Steube emphasized on Tuesday, however, that his bill would invalidate AOB agreements unless specific conditions are met and includes the right of insurers to inspect properties in a timely manner.
An amendment authored by Sen. Doug Broxson (R-Gulf Breeze) would have more directly dealt with the AOB issue.
“It goes to the heart of the problem,” Broxson said of his amendment, “and that is litigation.”
Florida has too much litigation, and costs continue to go up, the senator said at Tuesday’s hearing. Courts have “overstretched” on the AOB issue, Broxson said, and it’s time that legislators designate the state’s one-way attorney fee provision for the named insured only – and not for third parties.
Business leaders testifying at the hearing supported Broxson’s amendment, though it ultimately went down to defeat.
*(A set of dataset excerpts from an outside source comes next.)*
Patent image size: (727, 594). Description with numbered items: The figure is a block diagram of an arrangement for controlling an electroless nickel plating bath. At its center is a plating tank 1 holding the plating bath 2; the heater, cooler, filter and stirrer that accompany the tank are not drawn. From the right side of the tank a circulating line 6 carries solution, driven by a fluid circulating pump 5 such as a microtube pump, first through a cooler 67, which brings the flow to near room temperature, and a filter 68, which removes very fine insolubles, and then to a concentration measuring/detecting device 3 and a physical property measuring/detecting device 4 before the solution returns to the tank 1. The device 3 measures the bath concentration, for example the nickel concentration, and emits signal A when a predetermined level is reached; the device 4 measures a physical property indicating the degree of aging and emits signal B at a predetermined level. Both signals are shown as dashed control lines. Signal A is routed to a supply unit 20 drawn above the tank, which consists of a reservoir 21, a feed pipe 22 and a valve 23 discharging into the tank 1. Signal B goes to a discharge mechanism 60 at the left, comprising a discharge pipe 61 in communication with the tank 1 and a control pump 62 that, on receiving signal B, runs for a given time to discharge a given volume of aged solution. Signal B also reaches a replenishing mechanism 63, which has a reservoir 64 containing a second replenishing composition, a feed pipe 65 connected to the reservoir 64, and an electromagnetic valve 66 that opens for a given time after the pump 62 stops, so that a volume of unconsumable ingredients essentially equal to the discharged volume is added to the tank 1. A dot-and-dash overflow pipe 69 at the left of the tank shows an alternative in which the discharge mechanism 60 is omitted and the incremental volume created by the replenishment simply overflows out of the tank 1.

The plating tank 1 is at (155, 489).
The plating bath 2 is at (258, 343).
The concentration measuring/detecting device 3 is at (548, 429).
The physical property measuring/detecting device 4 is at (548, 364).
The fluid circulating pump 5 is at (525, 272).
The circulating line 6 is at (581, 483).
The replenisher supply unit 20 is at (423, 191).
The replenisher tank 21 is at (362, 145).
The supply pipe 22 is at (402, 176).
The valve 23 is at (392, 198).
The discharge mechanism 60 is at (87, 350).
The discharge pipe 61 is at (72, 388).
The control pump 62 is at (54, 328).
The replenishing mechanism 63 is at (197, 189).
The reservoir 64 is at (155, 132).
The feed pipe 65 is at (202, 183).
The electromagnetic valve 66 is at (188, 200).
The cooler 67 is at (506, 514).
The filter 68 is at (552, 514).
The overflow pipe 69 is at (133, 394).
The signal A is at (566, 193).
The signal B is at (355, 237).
Christine Ashburn, who oversees legislative affairs for Citizens Property Insurance Corp., said the company saw Broxson’s approach as a way to get at the root of the problem and hold down insurance rates.
“This would go a long way to settle the AOB crisis,” Ashburn said.
The amendment directly addresses the attorney-fee issue and Florida’s increasing insurance rates while still protecting consumers, said Carolyn Johnson, director of business, economic development and innovation policy for the Florida Chamber of Commerce.
But Jason Mulholland, speaking for the Florida Justice Association, said the Broxson amendment would go too far in restricting AOB rights.
“Other provisions build in delay and lock the courthouse doors to assignees,” said Mulholland, who urged senators to oppose the amendment and praised the Steube bill as fair to insurers, contractors and policyholders.
Others, however, characterized the AOB problem in Florida as largely the product of a small minority of law firms.
A study done for the Florida Justice Reform Institute found that 15 years ago, fewer than 8,000 AOB lawsuits were filed, according to Ashley Kalifeh, representing the Associated Industries of Florida. That number soared in 2017 to 130,000, more than half of all lawsuits filed against insurers, Kalfeh said.
Others at the hearing seemed more inclined to keep the debate going over the provisions of the Steube bill rather than seeing it die in committee. Sen. Rob Bradley (R-Fleming Island) said he would vote for the bill as a work in process, but Bradley would have opposed it if it were presented in its current form on the Senate floor.
“We’re trying to find solutions that are somewhere in between the bill before us for a vote and the amendment by Sen. Braxson,” Bradley said.
Braxson, however, sees Steube’s bill as having little effect on the state’s AOB problems.
“It appears to me that we’re kind of rearranging the chairs on the deck of the Titanic,” he said, rather than addressing the hole in the middle of the boat.